とくに子宮頸がんの治療でアバスチンを使用する際に注意すべき副作用としては、消化管膣瘻(しょうかかんちつろう)がある。これは、アバスチンを使う以前の治療で放射線療法を受けている人に注意が必要な副作用で、子宮と大腸はすぐ近くにあるが、放射線の照射で直腸壁が弱くなっているため、アバスチンを使用することで穴が空き、子宮と大腸をつなぐ瘻孔(ろうこう)ができてしまうことがあるという。「GOG-0240試験」では、TP+アバスチン療法を行った人の8.3%に、消化管膣瘻が発生していることがわかっている(図4)。

「消化管膣瘻になった場合、命に関わることはまずありませんが、消化管の上流に人工肛門を造設することになります。これまでの治療で放射線療法を受けた患者さんでTP+アバスチン療法を行う場合、こうした副作用のことも十分に理解した上で、治療を受ける必要があります」

図3 進行・再発子宮頸がんに対するアバスチンの効果(全生存期間)
図4 進行・再発子宮頸がんに対するアバスチンの安全性

TC+アバスチン療法の臨床試験が進行中

進行・再発子宮頸がんに対するアバスチンの有用性を証明した「GOG-0240試験」では、TP療法とTP+アバスチン療法の比較が行われている。では、TC+アバスチン療法ではどうなのだろうか。

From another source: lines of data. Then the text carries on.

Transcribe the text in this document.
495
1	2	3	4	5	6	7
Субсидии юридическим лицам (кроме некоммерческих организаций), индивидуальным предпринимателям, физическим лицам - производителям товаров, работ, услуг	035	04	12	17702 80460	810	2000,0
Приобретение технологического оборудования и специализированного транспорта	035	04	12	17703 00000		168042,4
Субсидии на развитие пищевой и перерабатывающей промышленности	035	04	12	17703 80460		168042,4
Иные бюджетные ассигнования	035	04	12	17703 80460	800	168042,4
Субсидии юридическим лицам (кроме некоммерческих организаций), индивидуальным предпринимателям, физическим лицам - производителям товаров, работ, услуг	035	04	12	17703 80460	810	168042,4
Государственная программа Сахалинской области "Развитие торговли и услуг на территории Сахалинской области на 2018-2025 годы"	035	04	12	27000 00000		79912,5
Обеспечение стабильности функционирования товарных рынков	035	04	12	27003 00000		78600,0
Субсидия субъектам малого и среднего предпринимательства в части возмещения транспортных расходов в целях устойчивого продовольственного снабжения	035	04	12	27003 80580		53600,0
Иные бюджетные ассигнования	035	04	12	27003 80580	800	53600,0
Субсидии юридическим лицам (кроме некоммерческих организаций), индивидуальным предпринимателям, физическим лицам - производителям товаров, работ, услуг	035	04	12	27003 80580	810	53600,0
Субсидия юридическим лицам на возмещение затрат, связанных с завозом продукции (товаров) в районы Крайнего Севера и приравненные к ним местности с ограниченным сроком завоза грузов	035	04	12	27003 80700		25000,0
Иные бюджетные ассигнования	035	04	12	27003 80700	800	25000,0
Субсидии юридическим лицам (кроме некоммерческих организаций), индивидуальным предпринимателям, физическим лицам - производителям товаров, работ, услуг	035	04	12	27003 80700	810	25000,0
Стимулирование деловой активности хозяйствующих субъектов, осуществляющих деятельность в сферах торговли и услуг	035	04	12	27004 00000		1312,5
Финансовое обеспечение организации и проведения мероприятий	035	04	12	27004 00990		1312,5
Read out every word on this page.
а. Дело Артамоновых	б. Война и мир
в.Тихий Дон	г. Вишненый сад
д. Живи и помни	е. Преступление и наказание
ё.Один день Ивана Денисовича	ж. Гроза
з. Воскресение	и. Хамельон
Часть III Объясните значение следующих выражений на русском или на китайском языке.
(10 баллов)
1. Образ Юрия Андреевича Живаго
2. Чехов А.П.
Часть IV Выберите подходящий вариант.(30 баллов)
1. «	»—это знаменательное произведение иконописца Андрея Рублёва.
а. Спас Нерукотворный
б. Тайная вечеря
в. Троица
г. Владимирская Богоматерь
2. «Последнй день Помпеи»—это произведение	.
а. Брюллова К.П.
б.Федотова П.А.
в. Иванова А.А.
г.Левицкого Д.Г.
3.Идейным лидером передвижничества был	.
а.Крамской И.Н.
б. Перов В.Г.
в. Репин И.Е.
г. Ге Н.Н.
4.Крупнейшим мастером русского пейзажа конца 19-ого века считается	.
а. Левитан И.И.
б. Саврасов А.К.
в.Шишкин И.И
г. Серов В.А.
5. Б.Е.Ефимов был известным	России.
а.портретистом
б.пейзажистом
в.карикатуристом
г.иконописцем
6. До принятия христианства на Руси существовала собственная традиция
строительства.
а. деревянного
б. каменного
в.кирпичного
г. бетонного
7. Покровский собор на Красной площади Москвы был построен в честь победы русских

「それを証明した臨床試験は、これまでありませんでした。したがって、厳密に言えば、TC+アバスチン療法の有用性は証明されてはいません。ただ、TP療法に対するTC療法の非劣性は証明されており、恐らく同じ効果が期待できるだろうということで、実際の臨床ではTC+アバスチン療法も行われているのが現状です」

ただ、きちんとしたエビデンス(科学的根拠)がないまま、TC+アバスチン療法が行われることを危惧し、竹島さんが責任研究者となって、新たな臨床試験「JGOG-1079試験」が始まっている。

「TC+アバスチン療法の効果と有害事象を調べる第Ⅱ相試験です。TC+アバスチン療法にも、TP+アバスチン療法と同じような効果があるのかどうか、有害事象は異なるのかどうかなどを調べる臨床試験になります。まだ始まったばかりですが、70例ほどのデータを集める予定になっています」

進行・再発してしまうと治療が難しかった子宮頸がんに、新たに予後改善が期待できるとしてアバスチンが加わったことは、注目すべき点だと言えよう。今後も、新たな治療選択肢が増えることを患者側としては期待したい。